Penyelesain model ini lebih mengedepankan akhlak yang ditandai dengan sikap rela mengalah, mau berkorban, tidak mengumbar dendam dan sakit hati, membuang sikap egois dan mau menang sendiri, dan sebagainya. Penyelesaian dengan model ini jelas lebih baik akibatnya karena meninggalkan bekas yang damai, lembut, elegan serta (lebih bisa diterima berbagai pihak). Dalam sidang-sidang di pengadilan, khususnya dalam kasus perdata, anjuran dan tekanan untuk berdamai dan bermusyawarah untuk mencari kesepakatan sangat ditekankan dan bahkan diharuskan untuk dilakukan.
Penyelesaian model ketiga dapat dipahami dari frasa berbunyi, wa ashlaha (bahkan berbuat baik), mengajak pihak yang dirugikan untuk setingkat naik kelas lagi dengan tidak berhenti pada level memaafkan saja, namun lebih dari itu melakukan aneka kebaikan kepada orang yang telah berbuat salah kepadanya. Pendekatan model ketiga ini kiranya bisa disebut dengan pendekatan cinta, di mana ia di samping tidak menuntut balas (menuntut secara hukum) mau mengalah dan memaafkan juga malah memberikan kebaikan dan kemanfaatan kepada orang yang merugikannya.
Penyelesaian model ketiga ini jika diterapkan, dijamin akan mengakhiri konflik dengan lebih manis dan baik akibatnya. Orang yang berbuat salah akan merasa terharu dan tersentuh dengan kemuliaan dan keluhuran orang yang dirugikannya. Sehingga sangat mungkin akan berhasil menarik orang tersebut untuk melakukan kebaikan yang sama pada orang lain. Allah sendiri menjanjikan, sama seperti yang mau memaafkan, dengan pahala yang besar di sisi-Nya.

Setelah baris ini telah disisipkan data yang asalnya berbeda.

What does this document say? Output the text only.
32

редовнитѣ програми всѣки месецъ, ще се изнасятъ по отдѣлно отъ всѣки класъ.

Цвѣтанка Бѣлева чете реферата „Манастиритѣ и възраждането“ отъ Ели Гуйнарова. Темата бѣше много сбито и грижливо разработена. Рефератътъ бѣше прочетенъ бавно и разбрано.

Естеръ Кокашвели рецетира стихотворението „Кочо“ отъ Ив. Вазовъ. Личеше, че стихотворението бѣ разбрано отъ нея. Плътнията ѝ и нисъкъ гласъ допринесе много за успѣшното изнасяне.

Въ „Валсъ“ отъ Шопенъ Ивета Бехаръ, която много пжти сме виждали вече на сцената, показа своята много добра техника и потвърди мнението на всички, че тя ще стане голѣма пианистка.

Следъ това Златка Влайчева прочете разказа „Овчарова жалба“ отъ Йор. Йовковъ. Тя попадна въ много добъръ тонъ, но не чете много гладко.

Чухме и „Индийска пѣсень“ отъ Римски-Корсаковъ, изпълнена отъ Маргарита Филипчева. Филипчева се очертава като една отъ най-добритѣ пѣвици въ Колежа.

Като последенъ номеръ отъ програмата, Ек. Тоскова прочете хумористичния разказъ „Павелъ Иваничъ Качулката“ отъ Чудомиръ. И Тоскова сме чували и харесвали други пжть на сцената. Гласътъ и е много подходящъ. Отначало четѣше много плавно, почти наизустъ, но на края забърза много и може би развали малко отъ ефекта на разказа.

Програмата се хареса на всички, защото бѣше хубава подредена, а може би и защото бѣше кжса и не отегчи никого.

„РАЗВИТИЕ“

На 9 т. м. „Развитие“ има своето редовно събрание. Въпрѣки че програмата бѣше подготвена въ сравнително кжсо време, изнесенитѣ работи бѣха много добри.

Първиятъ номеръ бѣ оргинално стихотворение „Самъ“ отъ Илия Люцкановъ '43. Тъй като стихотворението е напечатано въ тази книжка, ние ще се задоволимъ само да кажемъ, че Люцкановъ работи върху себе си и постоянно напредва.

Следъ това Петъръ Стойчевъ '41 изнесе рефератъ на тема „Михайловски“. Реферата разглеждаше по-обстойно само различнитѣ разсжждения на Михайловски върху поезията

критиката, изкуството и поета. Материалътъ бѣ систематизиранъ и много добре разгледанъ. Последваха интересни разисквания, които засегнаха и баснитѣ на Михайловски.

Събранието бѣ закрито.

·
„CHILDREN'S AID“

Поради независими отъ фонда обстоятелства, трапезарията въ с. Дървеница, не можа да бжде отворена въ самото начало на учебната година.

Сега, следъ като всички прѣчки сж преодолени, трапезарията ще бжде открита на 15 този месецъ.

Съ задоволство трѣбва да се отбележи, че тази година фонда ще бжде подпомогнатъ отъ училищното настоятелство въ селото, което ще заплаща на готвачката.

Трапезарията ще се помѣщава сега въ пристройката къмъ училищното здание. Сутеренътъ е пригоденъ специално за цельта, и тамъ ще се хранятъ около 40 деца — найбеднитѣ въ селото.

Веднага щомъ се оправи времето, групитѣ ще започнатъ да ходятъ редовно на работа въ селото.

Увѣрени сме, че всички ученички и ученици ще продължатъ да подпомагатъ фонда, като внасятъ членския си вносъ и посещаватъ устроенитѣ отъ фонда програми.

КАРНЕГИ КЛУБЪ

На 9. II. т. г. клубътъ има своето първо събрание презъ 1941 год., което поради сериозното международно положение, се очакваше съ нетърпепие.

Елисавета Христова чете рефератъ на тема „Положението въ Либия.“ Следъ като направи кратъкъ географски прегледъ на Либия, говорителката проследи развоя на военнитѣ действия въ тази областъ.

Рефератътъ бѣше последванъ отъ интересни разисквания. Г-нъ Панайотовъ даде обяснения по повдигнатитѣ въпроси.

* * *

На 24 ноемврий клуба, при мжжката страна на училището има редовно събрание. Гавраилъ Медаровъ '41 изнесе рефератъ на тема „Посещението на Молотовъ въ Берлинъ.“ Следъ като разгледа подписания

Namun demikian, ketiga model penyelesaian konflik di atas tidak selalu melulu harus berurutan dari membalas atau menuntut, memaafkan, atau justru malah mengislahi, karena sebenarnya kata kuncinya adalah islah (perbaikan kesalahan) itu sendiri, yakni mana saja yang diharapkan bisa memperbaiki kesalahatan pelaku itulah yang paling pas ditempuh.